Kokorin bir sohbette: “Microsoft herhangi bir ayrıntı vermeden sadece yeniden üretemediklerini söyledi. Microsoft tweetimi fark etmiş olabilir çünkü birkaç saat önce birkaç ay önce gönderdiğim raporlardan birini yeniden açtılar” dedi Kokorin’e göre hata yalnızca Outlook hesaplarına e-posta gönderirken çalışıyor. Yine de, Microsoft’un son kazanç raporuna göre, bu tüm dünyada en az 400 milyon kullanıcıdan oluşan bir havuz. Kokorin, Microsoft ile en son 15 Haziran’da görüştüğünü söyledi.
Kötü niyetli bilgisayar korsanlarının bu hatayı istismar etmesini önlemek için hatanın teknik ayrıntılarını açıklamıyor. Kokorin: “Paylaşımımın böyle bir tepki almasını beklemiyordum. Dürüst olmak gerekirse, sadece hayal kırıklığımı paylaşmak istedim çünkü bu durum beni üzdü. Birçok kişi beni yanlış anladı ve para istediğimi ya da buna benzer bir şey istediğimi düşündü. Aslında ben sadece şirketlerin araştırmacıları görmezden gelmemelerini ve onlara yardım etmeye çalıştığınızda daha dostane davranmalarını istiyorum” dedi.
Hatayı Kokorin’den başka birinin bulup bulmadığı ya da kötü niyetle kullanılıp kullanılmadığı bilinmiyor.

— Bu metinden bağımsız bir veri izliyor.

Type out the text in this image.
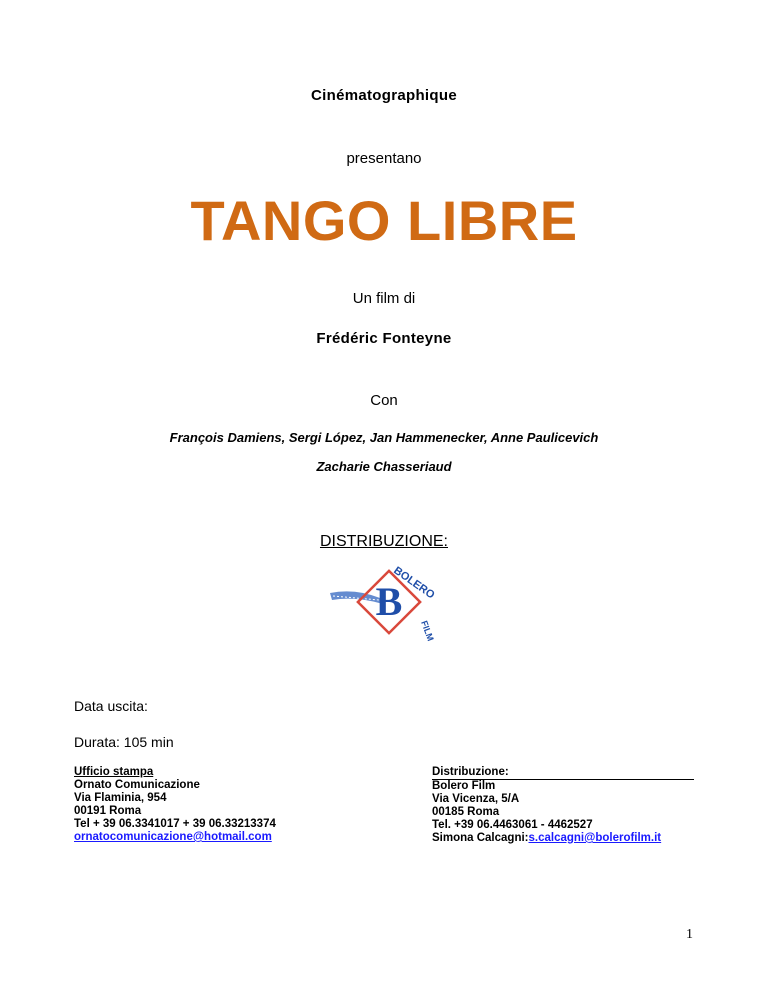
Cinématographique
presentano
TANGO LIBRE
Un film di
Frédéric Fonteyne
Con
François Damiens, Sergi López, Jan Hammenecker, Anne Paulicevich
Zacharie Chasseriaud
DISTRIBUZIONE:
B
BOLERO
FILM
Data uscita:
Durata: 105 min
Ufficio stampa
Ornato Comunicazione
Via Flaminia, 954
00191 Roma
Tel + 39 06.3341017 + 39 06.33213374
ornatocomunicazione@hotmail.com
Distribuzione:
Bolero Film
Via Vicenza, 5/A
00185 Roma
Tel. +39 06.4463061 - 4462527
Simona Calcagni:s.calcagni@bolerofilm.it
1
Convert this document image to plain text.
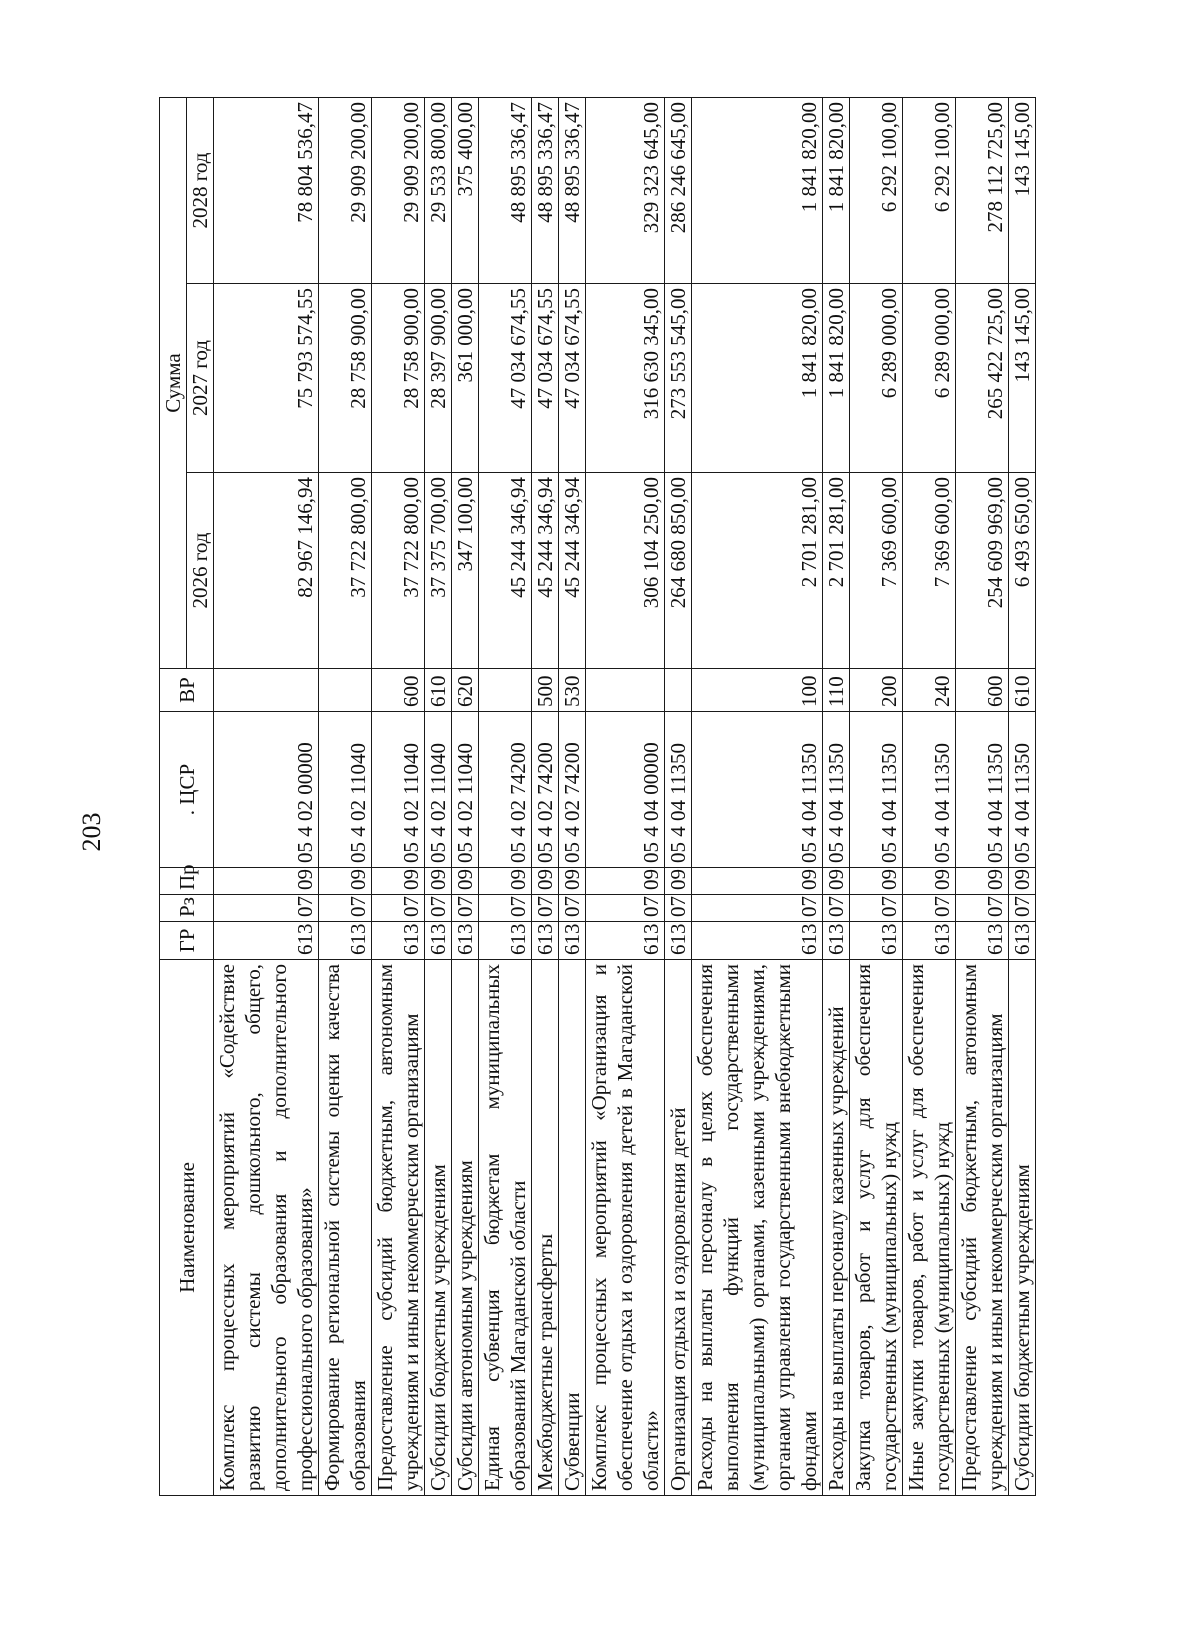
203
Наименование	ГР	Рз	Пр	. ЦСР	ВР	Сумма		
						2026 год	2027 год	2028 год
Комплекс процессных мероприятий «Содействие развитию системы дошкольного, общего, дополнительного образования и дополнительного профессионального образования»	613	07	09	05 4 02 00000		82 967 146,94	75 793 574,55	78 804 536,47
Формирование региональной системы оценки качества образования	613	07	09	05 4 02 11040		37 722 800,00	28 758 900,00	29 909 200,00
Предоставление субсидий бюджетным, автономным учреждениям и иным некоммерческим организациям	613	07	09	05 4 02 11040	600	37 722 800,00	28 758 900,00	29 909 200,00
Субсидии бюджетным учреждениям	613	07	09	05 4 02 11040	610	37 375 700,00	28 397 900,00	29 533 800,00
Субсидии автономным учреждениям	613	07	09	05 4 02 11040	620	347 100,00	361 000,00	375 400,00
Единая субвенция бюджетам муниципальных образований Магаданской области	613	07	09	05 4 02 74200		45 244 346,94	47 034 674,55	48 895 336,47
Межбюджетные трансферты	613	07	09	05 4 02 74200	500	45 244 346,94	47 034 674,55	48 895 336,47
Субвенции	613	07	09	05 4 02 74200	530	45 244 346,94	47 034 674,55	48 895 336,47
Комплекс процессных мероприятий «Организация и обеспечение отдыха и оздоровления детей в Магаданской области»	613	07	09	05 4 04 00000		306 104 250,00	316 630 345,00	329 323 645,00
Организация отдыха и оздоровления детей	613	07	09	05 4 04 11350		264 680 850,00	273 553 545,00	286 246 645,00
Расходы на выплаты персоналу в целях обеспечения выполнения функций государственными (муниципальными) органами, казенными учреждениями, органами управления государственными внебюджетными фондами	613	07	09	05 4 04 11350	100	2 701 281,00	1 841 820,00	1 841 820,00
Расходы на выплаты персоналу казенных учреждений	613	07	09	05 4 04 11350	110	2 701 281,00	1 841 820,00	1 841 820,00
Закупка товаров, работ и услуг для обеспечения государственных (муниципальных) нужд	613	07	09	05 4 04 11350	200	7 369 600,00	6 289 000,00	6 292 100,00
Иные закупки товаров, работ и услуг для обеспечения государственных (муниципальных) нужд	613	07	09	05 4 04 11350	240	7 369 600,00	6 289 000,00	6 292 100,00
Предоставление субсидий бюджетным, автономным учреждениям и иным некоммерческим организациям	613	07	09	05 4 04 11350	600	254 609 969,00	265 422 725,00	278 112 725,00
Субсидии бюджетным учреждениям	613	07	09	05 4 04 11350	610	6 493 650,00	143 145,00	143 145,00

Bu noktada bu hatanın yarattığı tehdit bilinmemekle birlikte, Microsoft son yıllarda hem federal düzenleyiciler hem de kongre milletvekilleri tarafından soruşturmalara yol açan çeşitli güvenlik sorunları yaşadı.
Geçtiğimiz hafta Microsoft Başkanı Brad Smith, Çin’in 2023 yılında Microsoft’un sunucularından ABD federal hükümet e-postalarının bir bölümünü çalmasının ardından Temsilciler Meclisi’ndeki bir oturumda ifade verdi. Oturumda Smith, bir dizi güvenlik utancının ardından şirkette siber güvenliğe öncelik vermek için yenilenmiş bir çaba sözü verdi.